Francis signed the letter on Saturday in the crypt of the Basilica of St. Francis in the town of Assisi in central Italy, his first trip outside Rome since the coronavirus pandemic prompted Italy to lock down for nearly three months starting in March.
In the letter, the pope made a connection between the economic globalization that he thinks leaves people behind — writing, “We are asked to believe this dogma of neoliberal faith” — and the spread of the virus, which he said exposed existing inequalities.
“If everything is connected, it is hard to imagine that this global disaster is unrelated to our way of approaching reality, our claim to be absolute masters of our own lives and of all that exists,” he writes. “I do not want to speak of divine retribution, nor would it be sufficient to say that the harm we do to nature is itself the punishment for our offenses.”
Francis expounded on some of his preferred themes including an appeal for peace, justice and fraternity that he has elevated to church teaching.
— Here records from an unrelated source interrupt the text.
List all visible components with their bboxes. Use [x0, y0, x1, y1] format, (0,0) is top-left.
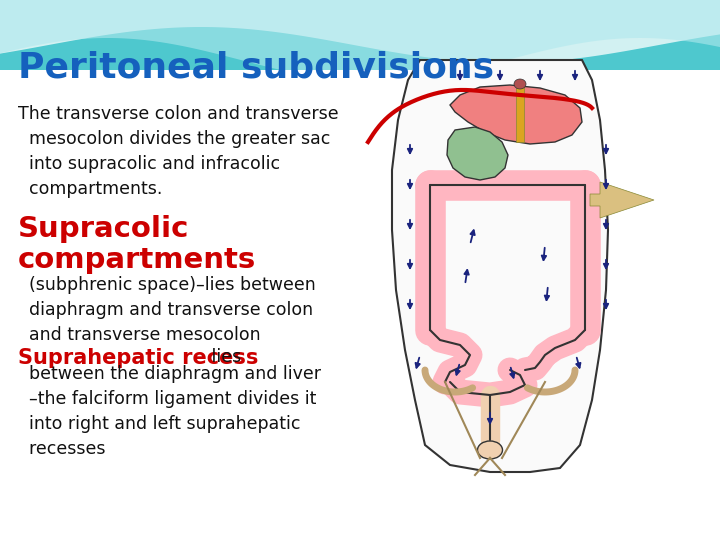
Polygon shape	[392, 60, 608, 472]
Text: Suprahepatic recess: Suprahepatic recess	[18, 348, 258, 368]
Text: between the diaphragm and liver
  –the falciform ligament divides it
  into righ: between the diaphragm and liver –the fal…	[18, 365, 321, 458]
Text: (subphrenic space)–lies between
  diaphragm and transverse colon
  and transvers: (subphrenic space)–lies between diaphrag…	[18, 276, 316, 344]
Polygon shape	[0, 0, 720, 82]
Bar	[0, 70, 720, 540]
Polygon shape	[0, 0, 720, 63]
Polygon shape	[450, 85, 582, 144]
Bar	[0, 0, 720, 80]
Bar	[516, 85, 524, 142]
Text: Peritoneal subdivisions: Peritoneal subdivisions	[18, 50, 494, 84]
Ellipse shape	[514, 79, 526, 89]
Text: The transverse colon and transverse
  mesocolon divides the greater sac
  into s: The transverse colon and transverse meso…	[18, 105, 338, 198]
FancyArrow shape	[590, 182, 654, 218]
Text: Supracolic
compartments: Supracolic compartments	[18, 215, 256, 274]
Ellipse shape	[477, 441, 503, 459]
Polygon shape	[447, 127, 508, 180]
Text: lies: lies	[206, 348, 241, 366]
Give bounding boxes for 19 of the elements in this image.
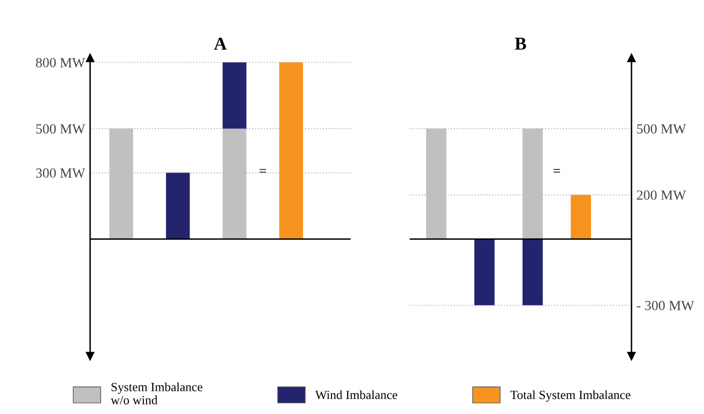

Most of the letter consists of spiritual reflections on love or biblical commentary or esoteric insights (“Concupiscence is not a flaw limited to our own day”).
There are also long tracts about charity and respecting local cultures and outsiders.
But Francis has some more concrete hopes, too, though they remain at an altitude high above policy proposals. To help migrants, he calls for simplifying the granting of visas and for opening humanitarian corridors.
He argues that fraternity on a state level requires richer countries to help poorer ones. But at the same time, he expresses suspicion of foreign loans.
“In many instances, debt repayment not only fails to promote development but gravely limits and conditions it,” he wrote. Instead, he endorsed a sort of international collective bargaining, with small or poor countries signing agreements with their regional neighbors that would allow them to negotiate as a bloc.
The pope identified global trends that he believes “hinder the development of universal fraternity.” He cited economic inequality, sexism and racism, “a virus that quickly mutates” and which he said continues to shame the world despite “supposed social progress.”
He was especially critical of internet trolls, the “frenzy of texting” and “self-centered chats” that prevent the seeking of wisdom and deep relationships.
In social networks, he criticized technologies that “shamelessly peer into every detail” of people’s lives, and “do not really build community; instead, they tend to disguise and expand the very individualism that finds expression in xenophobia and in contempt for the vulnerable.”
Debasement of culture on the internet, he wrote, has transferred to real life.
“Things that until a few years ago could not be said by anyone without risking the loss of universal respect can now be said with impunity,” he said, “and in the crudest of terms, even by some political figures.”
The pope devoted a full chapter, one of eight, to his view on politics, which he argued can be among the noblest of professions. But now he sees an enemy to fraternity in the way “certain populist political regimes, as well as certain liberal economic approaches, maintain that an influx of migrants is to be prevented at all costs.”
He argued that disregard for the vulnerable “can hide behind a populism that exploits them demagogically for its own purposes.”
And the pope made clear that he did not like the permanent campaign tenor of modern politics.
“Today, in many countries, hyperbole, extremism and polarization have become political tools,” he wrote, without mentioning any specific country.
Nevertheless, Francis sought to strike a hopeful note, expressing optimism that the “recent pandemic enabled us to recognize and appreciate once more all those around us who, in the midst of fear, responded by putting their lives on the line.”
But, perhaps less optimistically, he noted, “once this health crisis passes, our worst response would be to plunge even more deeply into feverish consumerism and new forms of egotistic self-preservation.”